Metamorphosis: Stories of radical change
In this week's episode, we bring you two stories of scientists experiencing radical change, whether at home or in 1980s Berlin.
Part 1: Nadia Singh decides she doesn’t want children, believing it will detract from her scientific career, but then her husband issues an ultimatum.
Part 2: Kinari Webb’s philosophy as a scientist is shaped by her experience of the fall of the Berlin Wall as a teenager.
Nadia Singh is an Associate Professor of Biological Sciences at North Carolina State University and an Associate Professor of Biology at the University of Oregon. She earned her BA in Biology from Harvard University, her PhD in Biological Sciences at Stanford University, and did a postdoc at Cornell University. Her research focuses on the genetics of evolution, and she relies primarily on fruit flies as a model system. Outside of work, she enjoys running (ok, jogging), cooking (ok, eating), drinking IPAs (no caveat here, it’s a true story), and playing board games with her two daughters (but not Monopoly because that game is awful and she doesn’t want to raise a pair of mercenary capitalists).

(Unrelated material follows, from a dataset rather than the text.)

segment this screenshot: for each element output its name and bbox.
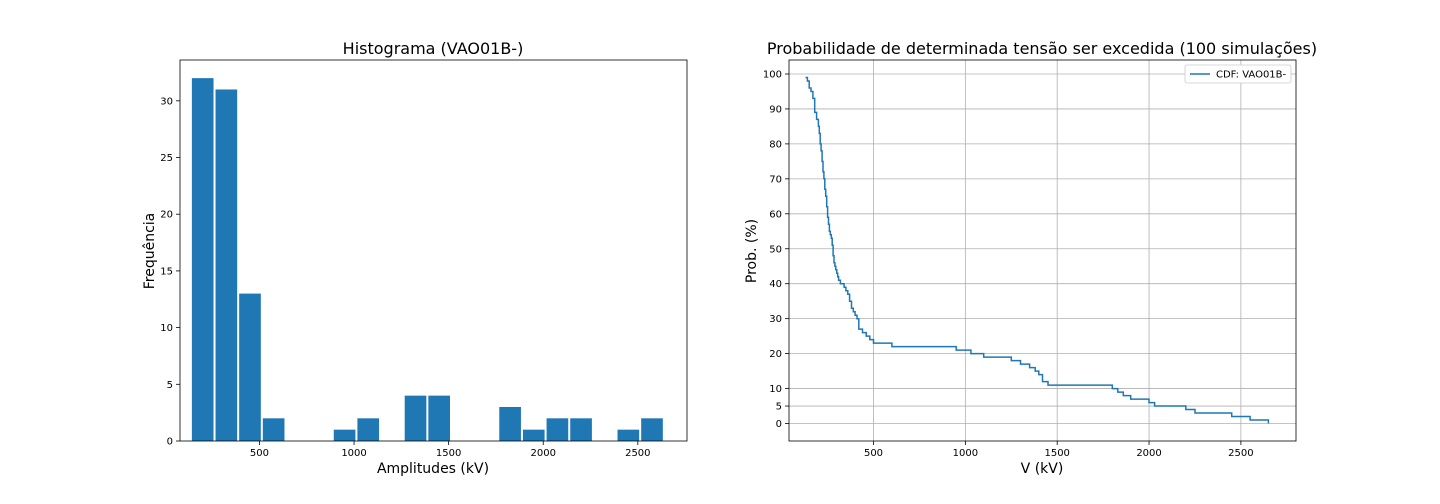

Kinari Webb first developed the vision for Health In Harmony when studying orangutans in 1993 at Gunung Palung National Park in Indonesia. There she encountered not only a beautiful and threatened natural environment but also the dire health needs of the people surrounding the National Park. After this experience, Kinari decided to become a physician and return to Indonesia to work together with local communities both to improve their health and to preserve the natural environment. She graduated from Yale University School of Medicine with honors and then completed her residency in Family Medicine at Contra Costa Regional Medical Center in Martinez, California. Kinari founded Health In Harmony in 2005 to support the combined human and environmental work that she planned in Indonesia. After a year of traveling around Indonesia looking for the best site for this program (unmet health care needs, forest that could still be saved and a responsive government), Kinari helped co-found the Alam Sehat Lestari (ASRI, which means “harmoniously balanced”) program in West Kalimantan with Hotlin Ompusunggu and Antonia Gorog. She is also an Ashoka Social Entrepreneur and Rainier Amhold Fellow. Kinari currently splits her time between Indonesia and the US.